Pour éviter cette voie sans issue, tout en conservant leur autonomie, les mouvements sociaux peuvent et doivent s’ouvrir au jeu de la politique, en essayant de créer leurs propres outils politiques sous peine de se voir obligés de se retirer dans les terres arides de l’Utopie fondamentaliste ou de déléguer à d’autres la représentation de leurs intérêts.

Il est hautement probable que pendant cette année les mobilisations pour l’éducation publique vont prendre des formes différentes qu’en 2011. En tirant les leçons de l’expérience accumulée, plusieurs dirigeants étudiants ont estimé que la stratégie basée dans des grèves prolongées, des occupations d’établissements scolaires et des manifestations, bien qu’elle ait donné des fruits, avait aussi des limites. Elle ne constituera pas nécessairement la meilleure ligne d’action dans les mois à venir.
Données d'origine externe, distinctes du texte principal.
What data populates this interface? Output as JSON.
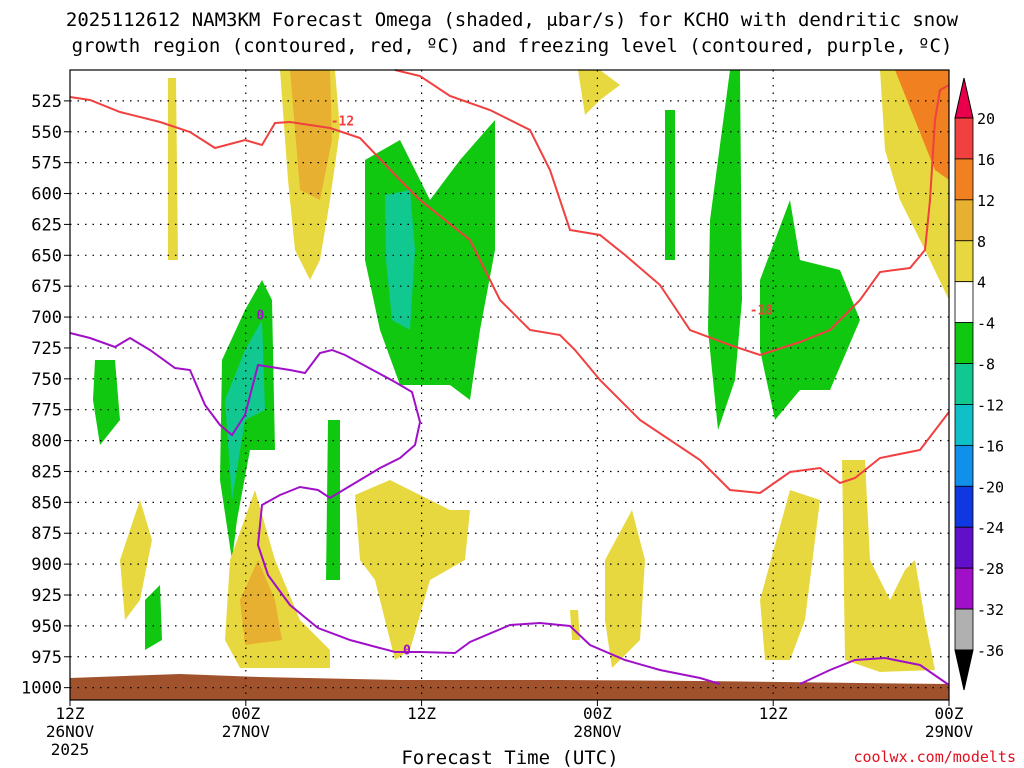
{
  "chart_data": {
    "type": "heatmap",
    "title_line1": "2025112612 NAM3KM Forecast Omega (shaded, μbar/s) for KCHO with dendritic snow",
    "title_line2": "growth region (contoured, red, ºC) and freezing level (contoured, purple, ºC)",
    "xlabel": "Forecast Time (UTC)",
    "watermark": "coolwx.com/modelts",
    "y_pressure_range": [
      500,
      1010
    ],
    "y_ticks": [
      "525",
      "550",
      "575",
      "600",
      "625",
      "650",
      "675",
      "700",
      "725",
      "750",
      "775",
      "800",
      "825",
      "850",
      "875",
      "900",
      "925",
      "950",
      "975",
      "1000"
    ],
    "x_hours_range": [
      0,
      60
    ],
    "x_ticks": [
      {
        "hour": 0,
        "line1": "12Z",
        "line2": "26NOV",
        "line3": "2025"
      },
      {
        "hour": 12,
        "line1": "00Z",
        "line2": "27NOV",
        "line3": ""
      },
      {
        "hour": 24,
        "line1": "12Z",
        "line2": "",
        "line3": ""
      },
      {
        "hour": 36,
        "line1": "00Z",
        "line2": "28NOV",
        "line3": ""
      },
      {
        "hour": 48,
        "line1": "12Z",
        "line2": "",
        "line3": ""
      },
      {
        "hour": 60,
        "line1": "00Z",
        "line2": "29NOV",
        "line3": ""
      }
    ],
    "colorbar": {
      "levels": [
        "20",
        "16",
        "12",
        "8",
        "4",
        "-4",
        "-8",
        "-12",
        "-16",
        "-20",
        "-24",
        "-28",
        "-32",
        "-36"
      ],
      "colors": [
        "#e8004c",
        "#f04040",
        "#f08020",
        "#e8b030",
        "#e8d840",
        "#ffffff",
        "#10c810",
        "#10c890",
        "#10c0c8",
        "#1090e8",
        "#1038e0",
        "#6010c8",
        "#a010c8",
        "#b0b0b0",
        "#000000"
      ]
    },
    "contour_labels": [
      {
        "text": "-12",
        "color": "#f04040",
        "hour": 18.6,
        "pressure": 545
      },
      {
        "text": "-18",
        "color": "#f04040",
        "hour": 47.2,
        "pressure": 698
      },
      {
        "text": "0",
        "color": "#a010c8",
        "hour": 13.0,
        "pressure": 702
      },
      {
        "text": "0",
        "color": "#a010c8",
        "hour": 23.0,
        "pressure": 973
      }
    ]
  }
}
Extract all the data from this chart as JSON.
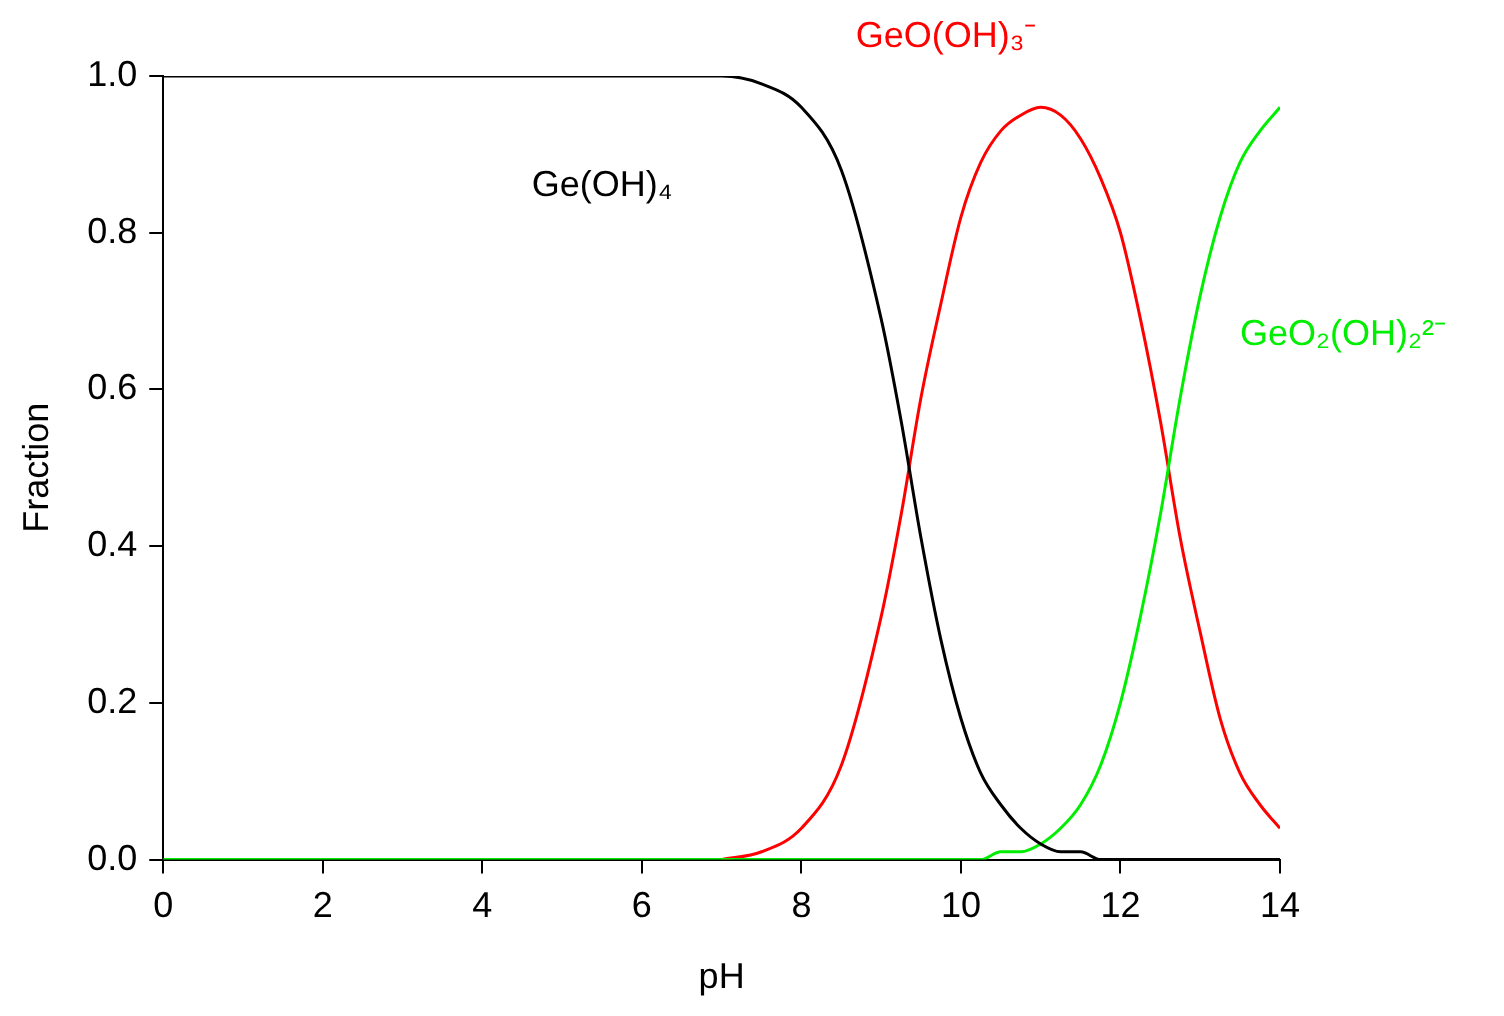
{
  "chart_data": {
    "type": "line",
    "xlabel": "pH",
    "ylabel": "Fraction",
    "x": [
      0,
      2,
      4,
      6,
      7,
      7.5,
      8,
      8.5,
      9,
      9.25,
      9.5,
      9.75,
      10,
      10.25,
      10.5,
      10.75,
      11,
      11.25,
      11.5,
      11.75,
      12,
      12.25,
      12.5,
      12.75,
      13,
      13.25,
      13.5,
      13.75,
      14
    ],
    "series": [
      {
        "name": "Ge(OH)₄",
        "color": "#000000",
        "values": [
          1,
          1,
          1,
          1,
          1,
          0.99,
          0.96,
          0.88,
          0.69,
          0.56,
          0.41,
          0.28,
          0.18,
          0.11,
          0.07,
          0.04,
          0.02,
          0.01,
          0.01,
          0,
          0,
          0,
          0,
          0,
          0,
          0,
          0,
          0,
          0
        ]
      },
      {
        "name": "GeO(OH)₃⁻",
        "color": "#ff0000",
        "values": [
          null,
          null,
          null,
          null,
          0,
          0.01,
          0.04,
          0.12,
          0.31,
          0.44,
          0.59,
          0.71,
          0.82,
          0.89,
          0.93,
          0.95,
          0.96,
          0.95,
          0.92,
          0.87,
          0.8,
          0.69,
          0.56,
          0.41,
          0.29,
          0.18,
          0.11,
          0.07,
          0.04
        ]
      },
      {
        "name": "GeO₂(OH)₂²⁻",
        "color": "#00ee00",
        "values": [
          0,
          0,
          0,
          0,
          0,
          0,
          0,
          0,
          0,
          0,
          0,
          0,
          0,
          0,
          0.01,
          0.01,
          0.02,
          0.04,
          0.07,
          0.12,
          0.2,
          0.31,
          0.44,
          0.59,
          0.72,
          0.82,
          0.89,
          0.93,
          0.96
        ]
      }
    ],
    "xlim": [
      0,
      14
    ],
    "xticks": [
      {
        "value": 0,
        "label": "0"
      },
      2,
      4,
      6,
      8,
      10,
      12,
      14
    ],
    "ylim": [
      0,
      1
    ],
    "yticks": [
      {
        "value": 0,
        "label": "0.0"
      },
      0.2,
      0.4,
      0.6,
      0.8,
      {
        "value": 1,
        "label": "1.0"
      }
    ],
    "grid": false,
    "legend": false,
    "marker": "none",
    "line_style": "solid"
  }
}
Même si les marches et les manifestations publiques peuvent continuer d’être des moyens de pression efficaces, les longs mois de grèves (accompagnés ou non d’occupations d’établissements) ont fini par devenir inoffensifs lorsque le gouvernement a décidé de laisser les écoles municipalisées et les universités d’État « pourrir » suite à ces actions.

Pire encore, au bout de plusieurs mois les occupations et les grèves qui avaient servi à attirer l’attention de l’opinion publique ont commencé à devenir des éléments fonctionnels de la politique gouvernementale d’érosion des institutions publiques d’éducation. Les tactiques correspondent à des moments précis de la lutte, elles ne peuvent pas devenir des fétiches auxquels il faut s’agripper à tout prix. Le mouvement étudiant devra donc inventer d’autres formes de pression. Il a bien assez de créativité pour cela. (Traduction A l’Encontre)

Sergio Grez Toso, historien, coordinateur du doctorat en Histoire, Université du Chili.

Notes

1. Une brève analyse sur ces thèmes dans Sergio Grez Toso, « Un nuevo amanecer de los movimientos sociales en Chile », dans The Clinic, N° 409, Santiago, 1er septembre 2011.

2. Un bon signe dans ce sens a été donné par le nouveau Président de la Fédération des Etudiants de l’Université du Chili (FECH) qui a assuré que le mouvement étudiant ne sera pas le « commando jeune » de la probable candidature de Bachelet (Parti socialiste) à la présidence de la République.

3. Une révision historique des processus constituants dans Sergio Grez Toso, « La ausencia de un poder constituyente democrático en la historia de Chile », dans Varios autores, Asamblea Constituyente. Nueva Constitución, Santiago, éditions Aún Creemos en los Sueños, 2009, pages 35-58.

4. Définie avec justesse par Jaime Massardo comme étant celle d’un « nouveau Chili », une « deuxième République où nous pourrons tous vivre dans de meilleures conditions en forgeant un avenir construit par tous ». Jaime Massardo, « Lecciones del movimiento estudiantil. Nace una nueva forma de hacer política », dans Le Monde Diplomatique, édition chilienne, N° 121, Santiago, août 2011, page 11.